Die Muse des Künstlers

Alberto Giacometti in Wolfsburg

Giacomettis reifes Werk ist in einer großen Ausstellung im Kunstmuseum Wolfsburg zu sehen. Seine Muse Paola Caròla war dort und hat über ihre Zeit mit Giacometti gesprochen. Heute ist sie 81 Jahre alt, bis vor kurzem hat sie sogar noch als Psychoanalytikerin gearbeitet. Die Begegnung mit Alberto Giacometti habe ihr Leben verändert, sagt Paola Caròla heute. Ihr reicher Ehemann wollte in den 50ern, dass sich seine junge Frau von einem berühmten Künstler portraitieren lässt.

Die Antwort der damals 28-Jährigen war entschieden: "Ich hab mich kategorisch geweigert, weil ich das für eine altmodische Idee hielt. Ich war jung! Aber dann hat mein Mann immer wieder darauf bestanden. Also sagte ich irgendwann: entweder Giacometti oder keiner."

Keine Skulptur war für ihn je fertig

Ausgerechnet - der Bildhauer der einsamen ausgemergelten Strichfiguren. Es ging Giacometti nie um ein naturnahes Abbild, sondern er wollte die Wahrnehmung selber wiedergeben.

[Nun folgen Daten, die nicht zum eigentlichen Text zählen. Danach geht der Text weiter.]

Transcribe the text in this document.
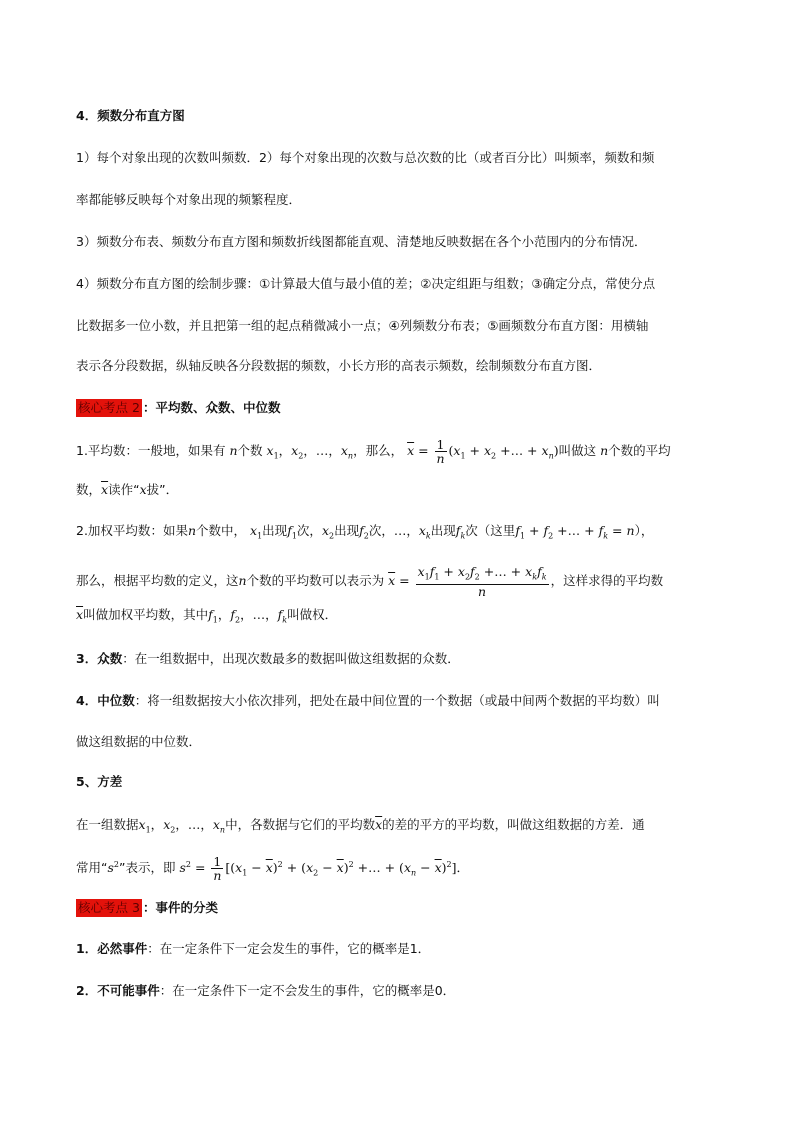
4．频数分布直方图
1）每个对象出现的次数叫频数．2）每个对象出现的次数与总次数的比（或者百分比）叫频率，频数和频
率都能够反映每个对象出现的频繁程度．
3）频数分布表、频数分布直方图和频数折线图都能直观、清楚地反映数据在各个小范围内的分布情况．
4）频数分布直方图的绘制步骤：①计算最大值与最小值的差；②决定组距与组数；③确定分点，常使分点
比数据多一位小数，并且把第一组的起点稍微减小一点；④列频数分布表；⑤画频数分布直方图：用横轴
表示各分段数据，纵轴反映各分段数据的频数，小长方形的高表示频数，绘制频数分布直方图．
核心考点 2 ：平均数、众数、中位数
1.平均数：一般地，如果有 n个数 $x_1$，$x_2$，…，$x_n$，那么， $\overline{x} = \frac{1}{n} (x_1 + x_2$ +… + $x_n$)叫做这 n个数的平均
数，$\overline{x}$读作“x拔”．
2.加权平均数：如果n个数中， $x_1$出现$f_1$次，$x_2$出现$f_2$次，…，$x_k$出现$f_k$次（这里$f_1 + f_2$ +… + $f_k = n$），
那么，根据平均数的定义，这n个数的平均数可以表示为 $\overline{x} = \frac{x_1f_1 + x_2f_2 +\dots + x_kf_k}{n}$ ，这样求得的平均数
$\overline{x}$叫做加权平均数，其中$f_1$，$f_2$，…，$f_k$叫做权．
3．众数：在一组数据中，出现次数最多的数据叫做这组数据的众数．
4．中位数：将一组数据按大小依次排列，把处在最中间位置的一个数据（或最中间两个数据的平均数）叫
做这组数据的中位数．
5、方差
在一组数据$x_1$，$x_2$，…，$x_n$中，各数据与它们的平均数$\overline{x}$的差的平方的平均数，叫做这组数据的方差．通
常用“$s^2$”表示，即 $s^2 = \frac{1}{n} [(x_1 - \overline{x})^2 + (x_2 - \overline{x})^2$ +… + $(x_n - \overline{x})^2$]．
核心考点 3 ：事件的分类
1．必然事件：在一定条件下一定会发生的事件，它的概率是1．
2．不可能事件：在一定条件下一定不会发生的事件，它的概率是0．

Die Erfahrung seines Blicks. Dafür musste er reale Personen in seinem Atelier haben, die ihm Modell saßen. Aber Auftragsarbeiten - undenkbar! Paola Caròla erinnert sich: "Drei Mal bin ich zu seinem Atelier gegangen, und zum Schluss sagte er: 'Sind Sie sicher, dass Sie für mich posieren wollen? Fantastisch, denn meine Frau Annette ist krank und ich brauche ein Modell.'"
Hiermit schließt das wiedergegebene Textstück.